It's necessary to read the full description:
1 Kings 7:23 And he made a molten sea, ten cubits from the one brim to the other: it was round all about, and his height was five cubits: and a line of thirty cubits did compass it round about.
7:24 And under the brim of it round about there were knops compassing it, ten in a cubit, compassing the sea round about: the knops were cast in two rows, when it was cast.
7:25 It stood upon twelve oxen, three looking toward the north, and three looking toward the west, and three looking toward the south, and three looking toward the east: and the sea was set above upon them, and all their hinder parts were inward.
7:26 And it was an hand breadth thick, and the brim thereof was wrought like the brim of a cup, with flowers of lilies: it contained two thousand baths.

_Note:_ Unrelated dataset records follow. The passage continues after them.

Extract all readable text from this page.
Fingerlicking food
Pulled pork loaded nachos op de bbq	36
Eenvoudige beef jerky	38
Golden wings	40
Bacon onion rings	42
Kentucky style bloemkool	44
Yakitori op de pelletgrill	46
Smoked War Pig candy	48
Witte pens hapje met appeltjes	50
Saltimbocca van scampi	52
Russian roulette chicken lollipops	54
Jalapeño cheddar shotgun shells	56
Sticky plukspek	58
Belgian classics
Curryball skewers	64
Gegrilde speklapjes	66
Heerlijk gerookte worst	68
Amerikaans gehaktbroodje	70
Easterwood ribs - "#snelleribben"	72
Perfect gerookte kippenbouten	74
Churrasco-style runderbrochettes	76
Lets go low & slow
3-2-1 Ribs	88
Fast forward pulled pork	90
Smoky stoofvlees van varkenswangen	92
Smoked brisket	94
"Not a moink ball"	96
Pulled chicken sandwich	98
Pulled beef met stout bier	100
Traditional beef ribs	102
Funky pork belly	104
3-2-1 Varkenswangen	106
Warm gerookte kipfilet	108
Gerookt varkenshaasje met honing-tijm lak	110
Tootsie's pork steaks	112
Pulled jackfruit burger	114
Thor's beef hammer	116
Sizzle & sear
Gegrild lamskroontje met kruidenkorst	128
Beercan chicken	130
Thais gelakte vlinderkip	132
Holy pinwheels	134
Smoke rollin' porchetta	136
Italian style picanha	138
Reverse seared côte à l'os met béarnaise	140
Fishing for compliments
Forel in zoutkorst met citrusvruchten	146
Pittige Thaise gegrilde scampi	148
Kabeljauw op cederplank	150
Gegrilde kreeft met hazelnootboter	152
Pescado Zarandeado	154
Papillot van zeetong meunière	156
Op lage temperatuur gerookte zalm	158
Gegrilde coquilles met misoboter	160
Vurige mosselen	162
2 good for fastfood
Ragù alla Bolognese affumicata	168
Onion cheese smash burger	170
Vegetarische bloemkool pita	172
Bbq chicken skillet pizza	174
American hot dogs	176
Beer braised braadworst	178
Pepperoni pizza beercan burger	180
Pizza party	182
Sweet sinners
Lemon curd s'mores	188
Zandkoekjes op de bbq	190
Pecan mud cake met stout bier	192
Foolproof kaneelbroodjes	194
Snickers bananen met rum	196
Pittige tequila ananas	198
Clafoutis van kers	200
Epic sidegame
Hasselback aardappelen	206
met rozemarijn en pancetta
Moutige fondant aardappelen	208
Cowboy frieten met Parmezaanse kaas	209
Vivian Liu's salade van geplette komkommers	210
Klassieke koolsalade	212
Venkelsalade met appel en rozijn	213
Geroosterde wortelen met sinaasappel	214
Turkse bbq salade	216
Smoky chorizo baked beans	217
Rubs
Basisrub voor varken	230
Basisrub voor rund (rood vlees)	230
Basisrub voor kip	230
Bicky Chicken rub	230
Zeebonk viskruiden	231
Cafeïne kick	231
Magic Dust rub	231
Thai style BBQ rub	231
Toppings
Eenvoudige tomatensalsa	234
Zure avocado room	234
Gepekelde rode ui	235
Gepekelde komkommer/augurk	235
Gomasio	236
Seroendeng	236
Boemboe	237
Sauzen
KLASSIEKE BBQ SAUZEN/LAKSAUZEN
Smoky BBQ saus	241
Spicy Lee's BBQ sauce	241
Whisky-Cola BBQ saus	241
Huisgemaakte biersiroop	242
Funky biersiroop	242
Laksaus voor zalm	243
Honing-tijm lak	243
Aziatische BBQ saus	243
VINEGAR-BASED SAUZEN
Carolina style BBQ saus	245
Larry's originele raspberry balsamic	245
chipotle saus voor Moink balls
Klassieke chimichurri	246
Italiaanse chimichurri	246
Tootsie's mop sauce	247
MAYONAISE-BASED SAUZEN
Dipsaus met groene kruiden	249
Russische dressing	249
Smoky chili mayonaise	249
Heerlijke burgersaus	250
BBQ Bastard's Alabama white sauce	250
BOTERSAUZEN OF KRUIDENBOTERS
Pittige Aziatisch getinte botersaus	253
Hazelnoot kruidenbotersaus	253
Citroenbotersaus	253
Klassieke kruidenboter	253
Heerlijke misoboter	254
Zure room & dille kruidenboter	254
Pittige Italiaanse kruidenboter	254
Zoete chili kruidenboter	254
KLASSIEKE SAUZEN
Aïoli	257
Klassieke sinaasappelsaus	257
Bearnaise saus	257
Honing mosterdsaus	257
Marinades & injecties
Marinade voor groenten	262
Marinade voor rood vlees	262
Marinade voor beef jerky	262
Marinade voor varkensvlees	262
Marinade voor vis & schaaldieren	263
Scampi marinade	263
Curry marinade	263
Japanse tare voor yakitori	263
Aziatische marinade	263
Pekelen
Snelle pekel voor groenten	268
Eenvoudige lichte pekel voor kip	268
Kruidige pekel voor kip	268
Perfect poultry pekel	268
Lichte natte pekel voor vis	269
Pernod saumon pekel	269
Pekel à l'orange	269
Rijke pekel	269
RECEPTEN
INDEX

It helps to understand that the sea has a thickness of a handbreadth, and that we can use this to determine the ratio between a cubit and a handbreadth used.
There's a circle with circumference 30 cubits on the inside, and a circle with diameter 10 cubits around the brim.
Let's call the radius of the inner circle, r, and the outer circle R, and let's use h for the handbreadth, all in cubits.
So,
2R=10
2πr=30
R=r+h
Rearranging, r=R-h
and substituting in second equation 2π(R-h)=30
To rearrange in terms of h, first divide by 2π, so R-h=30/2π
then add h-30/2π, so R-30/2π=h
so h=R-30/2π.
Now, R=10/2=5,
and substituting in formula for h gives: h=5-30/2π
and simplifying, h=5-15/π=0.225351707243... cubits
Which gives us about 1/h=4.43750798356... handbreadths in a cubit.
Now allegedly cubit comes from a word meaning elbow, and cubit bone refers to what we now call the ulna, a bone in the forearm. A cubit of 4.43 handbreadths would correspond to a close fisted cubit, meaning a measure from the elbow to the knuckles. (Side note: a cubit arm in heraldry is usually close fisted.)
One can verifiy this is approximately correct by counting how many handbreadths there are from one's elbow to one's knuckles. It should be about or just under four and a half. To measure more accurately one would need to take measurements from many people to get an average
So there does not appear to be any large imprecision in the measurements, and π≠3.
Now, let's ask how many fingers in a cubit.
Defining a finger to be a quarter of a cubit gives us:
4/h=17.7500319342... fingers in a cubit
Now that is very close to 17.75=17¾=71/4, so let's assume that is, or is an approximation to, how the cubit is defined: 71/4 fingers or 71/16 handbreadths i.e. h=16/71. (Remember that the sea is 10 cubits across so an error of 1/4 fingers becomes 10/4 fingers or 10π/4 fingers (nearly two handbreadths) in circumference. Using 18 fingers in a cubit would be too imprecise.)
Working backwards to give us an approximation for π we start from:
2π(R-h)≈30 and h=16/71
π≈15/(5-16/71)=71*15/(71*5-16)=1065/(355-16)=1065/339=355/113.
so π≈355/113=3.14159292035... (cf π=3.14159265359)
which is accurate to 7 significant figures or less than one part in ten million.